Sam took me to a quiet little restaurant out in a suburban shopping mall, of all places. The food was wonderful, but our conversation—over candlelight and wine—continued to deal with business instead of romance.

“If we start the flights at seven in the morning instead of nine, we can get in an afternoon flight, too,” Sam was musing, grinning like an elf on amphetamines. “Double our income.”

“Will your customers be able to get up that early?” I heard myself asking, intrigued by his visions of success despite myself. “Some of them are pretty old and creaky.”

Sam waved a hand in the air. “We’ll schedule the oldest ones for afternoon flights. Take the spryer ones in the morning. Maybe give ’em a slight break in the price for getting up so early.”

I wanted Sam to pay attention to me, but his head was filled with plans for the future of Space Adventure Tours. Feeling a little downhearted, I decided that if I couldn’t beat him I might as well join him.

“It was a great flight,” I assured him. Not that he needed it; I did. “I’d love to go again, if only I could afford it.”

Either Sam didn’t hear me or he paid me no attention.

“I was worried something would go wrong,” he rattled on. “You know, something always gets away from you on a mission as tricky as this one. But it all worked fine. Better than fine. Terrific!”

It took a while before Sam drew enough of a breath for me to jump into his monologue. But at last I said: “Sam, I’ve been thinking. Your antidisequilibrium system—”
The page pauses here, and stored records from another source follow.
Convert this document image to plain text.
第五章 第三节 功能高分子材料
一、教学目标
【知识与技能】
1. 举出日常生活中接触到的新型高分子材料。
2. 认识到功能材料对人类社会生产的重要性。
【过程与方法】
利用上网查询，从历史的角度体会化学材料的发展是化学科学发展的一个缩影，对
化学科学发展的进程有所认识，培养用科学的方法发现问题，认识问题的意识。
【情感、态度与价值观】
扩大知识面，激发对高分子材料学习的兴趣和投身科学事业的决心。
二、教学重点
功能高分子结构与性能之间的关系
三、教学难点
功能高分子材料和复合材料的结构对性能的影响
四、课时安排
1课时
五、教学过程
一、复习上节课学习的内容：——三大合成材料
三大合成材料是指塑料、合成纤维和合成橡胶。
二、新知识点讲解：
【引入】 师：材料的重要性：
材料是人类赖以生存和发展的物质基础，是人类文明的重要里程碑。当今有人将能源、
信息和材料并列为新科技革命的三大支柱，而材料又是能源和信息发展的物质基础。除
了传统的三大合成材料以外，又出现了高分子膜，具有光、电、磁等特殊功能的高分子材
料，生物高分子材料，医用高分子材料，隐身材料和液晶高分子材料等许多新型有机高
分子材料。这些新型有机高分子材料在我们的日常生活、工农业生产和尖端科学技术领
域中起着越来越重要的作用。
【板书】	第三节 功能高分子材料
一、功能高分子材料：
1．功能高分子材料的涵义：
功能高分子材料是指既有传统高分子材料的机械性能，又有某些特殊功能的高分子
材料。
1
“What about it?” he snapped, suddenly looking wary.

“It worked so well…”

His expression eased. His elfin grin returned. “Sure it did.”
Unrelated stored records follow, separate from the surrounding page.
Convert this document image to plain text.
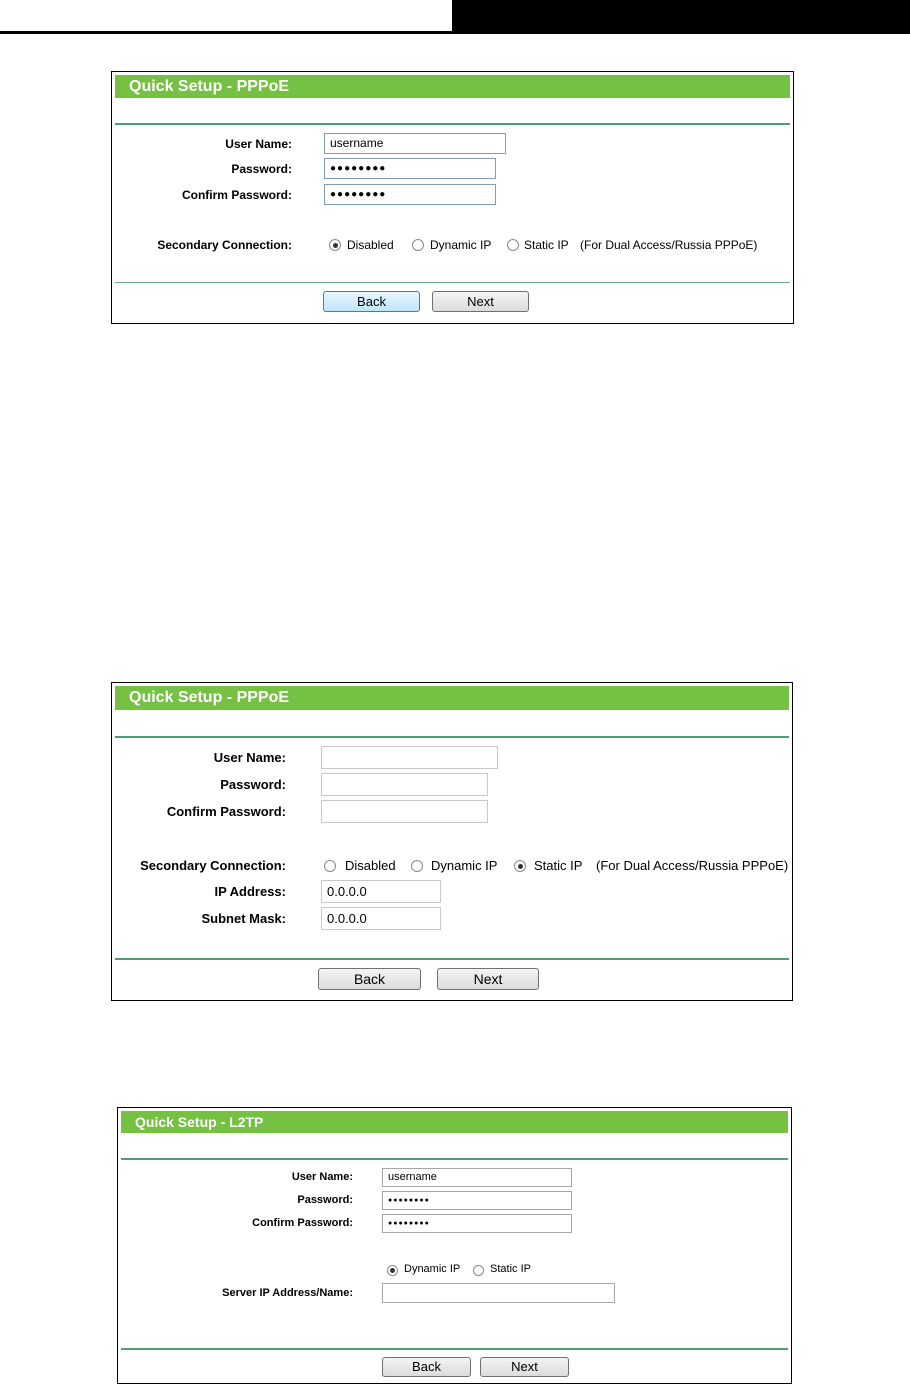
Quick Setup - PPPoE
User Name:	username
Password:	●●●●●●●●
Confirm Password:	●●●●●●●●
Secondary Connection:	Disabled	Dynamic IP	Static IP (For Dual Access/Russia PPPoE)
Back	Next
Quick Setup - PPPoE
User Name:
Password:
Confirm Password:
Secondary Connection:	Disabled	Dynamic IP	Static IP (For Dual Access/Russia PPPoE)
IP Address:	0.0.0.0
Subnet Mask:	0.0.0.0
Back	Next
Quick Setup - L2TP
User Name:	username
Password:	●●●●●●●●
Confirm Password:	●●●●●●●●
Dynamic IP	Static IP
Server IP Address/Name:
Back	Next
“Why don’t you license it to NASA or some of the corporations that are building space stations in orbit? It could be a steady source of income for you.”

“No,” he said. Flat and final.

“Why not? You could make good money from it—”

“And let Masterson or one of the other big corporations compete with Space Adventure Tours? They’d drive us out of business in two months.”

“How could they do that?” I really was naive, I guess.

Sam explained patiently, “If I let them get their foot in the door they’ll just price tours so far below cost that I’ll either lose all my customers or go bankrupt trying to compete with ’em.”

“Oh.”

“Besides,” he added, his eyes avoiding mine, “if they ever got their hands on my system they’d just duplicate it and stop paying me.”